Annotating and Learning Compound Noun Semantics
Diarmuid Ó Séaghdha
There is little consensus on a standard experimental design for the compound interpretation task. This paper introduces well-motivated general desiderata for semantic annotation schemes, and describes such a scheme for in-context compound annotation accompanied by detailed publicly available guidelines. Classification experiments on an open-text dataset compare favourably with previously reported results and provide a solid baseline for future research.
Limitations of Current Grammar Induction Algorithms
I review a number of grammar induction algorithms (ABL, Emile, Adios), and test them on the Eindhoven corpus, resulting in disappointing results, compared to the usually tested corpora (ATIS, OVIS). Also, I show that using neither POS-tags induced from Biemann's unsupervised POS-tagging algorithm nor hand-corrected POS-tags as input improves this situation. Last, I argue for the development of entirely incremental grammar induction algorithms instead of the approaches of the systems discussed before.

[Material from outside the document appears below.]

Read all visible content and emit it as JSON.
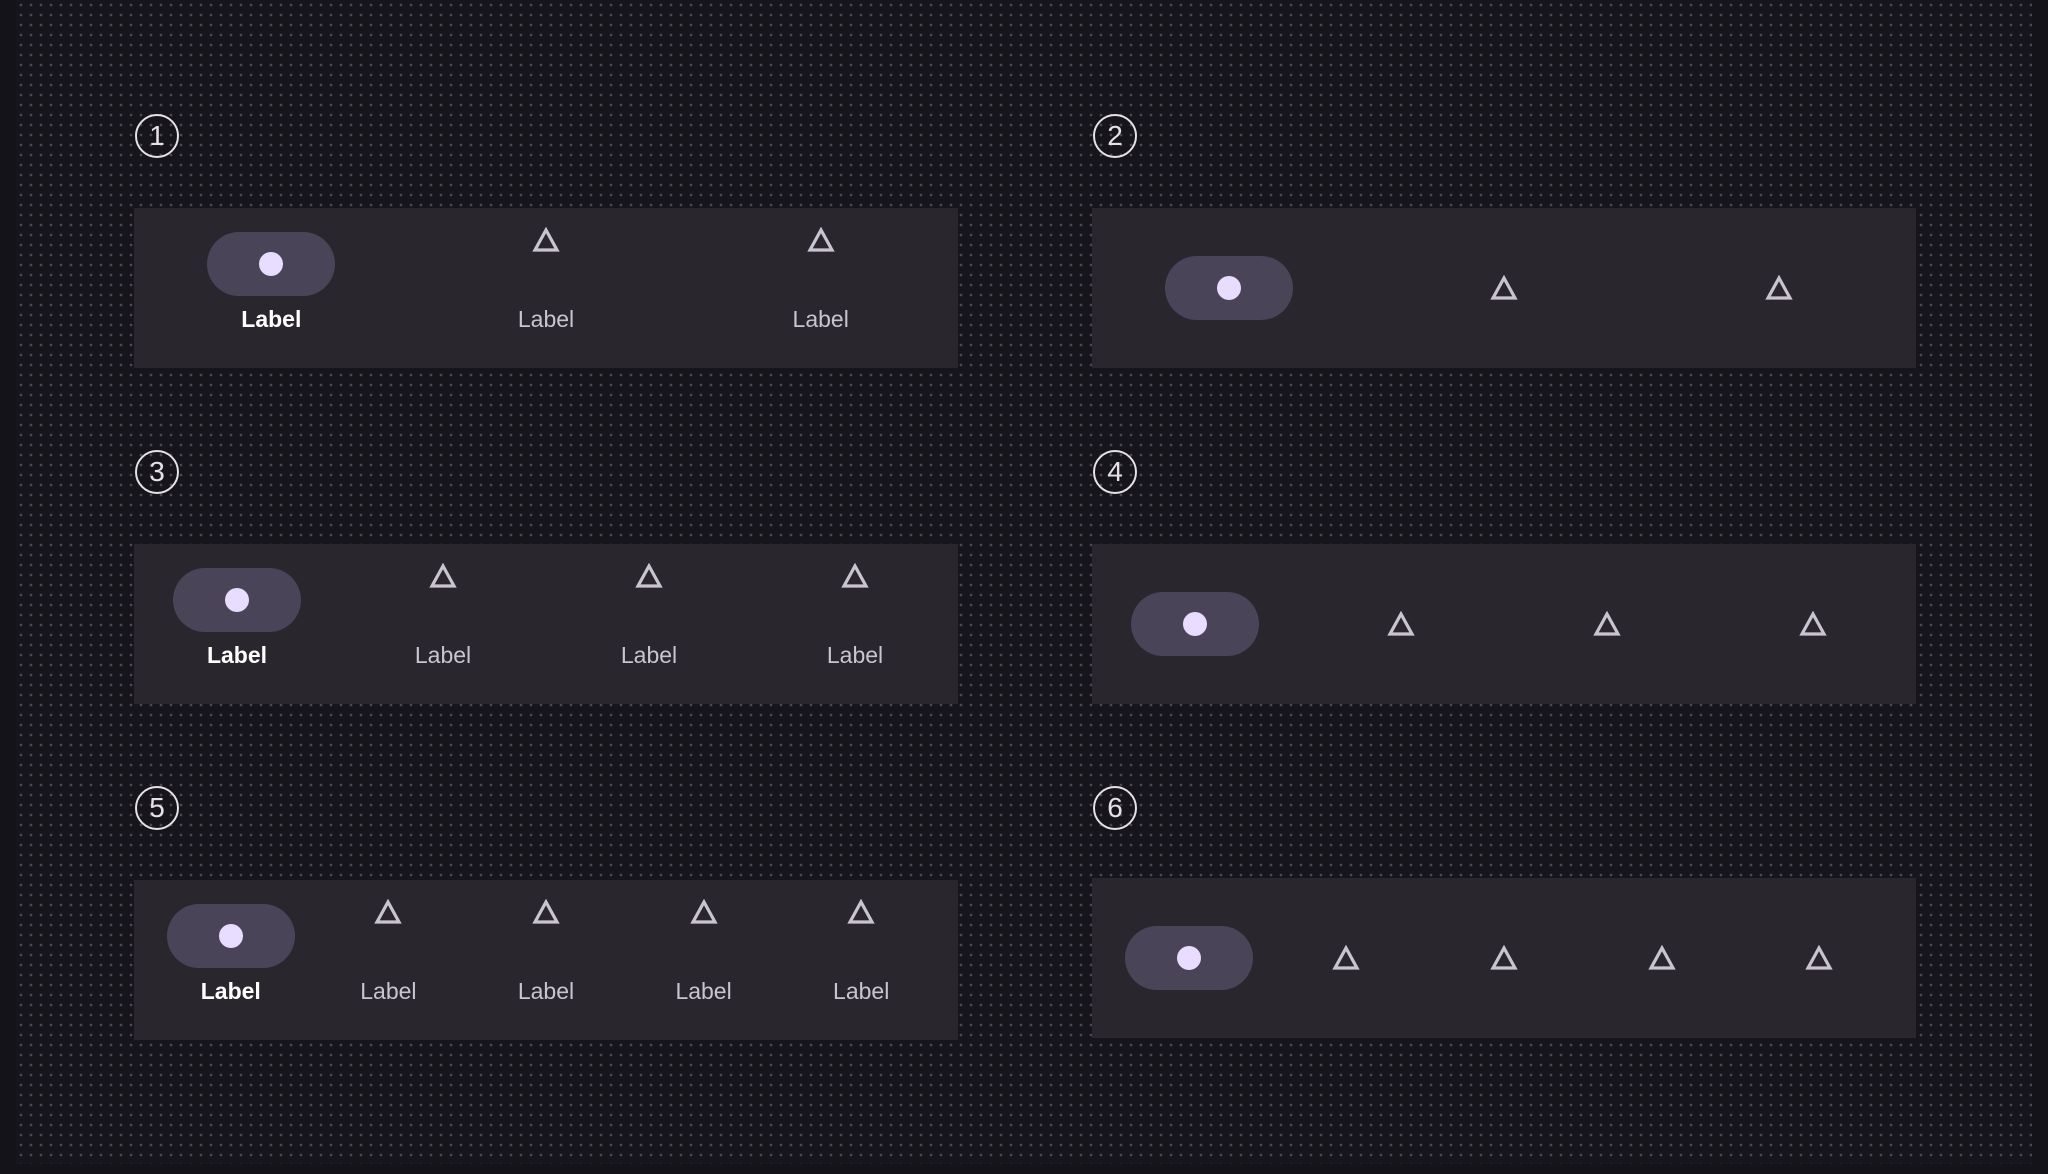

Clustering Hungarian Verbs on the Basis of Complementation Patterns
Kata Gábor and Enikõ Héja
Our paper reports an attempt to apply an unsupervised clustering algorithm to a Hungarian treebank in order to obtain semantic verb classes. Starting from the hypothesis that semantic metapredicates underlie verbs' syntactic realization, we investigate how one can obtain semantically motivated verb classes by automatic means. The 150 most frequent Hungarian verbs were clustered on the basis of their complementation patterns, yielding a set of basic classes and hints about the features that determine verbal subcategorization. The resulting classes serve as a basis for the subsequent analysis of their alternation behavior.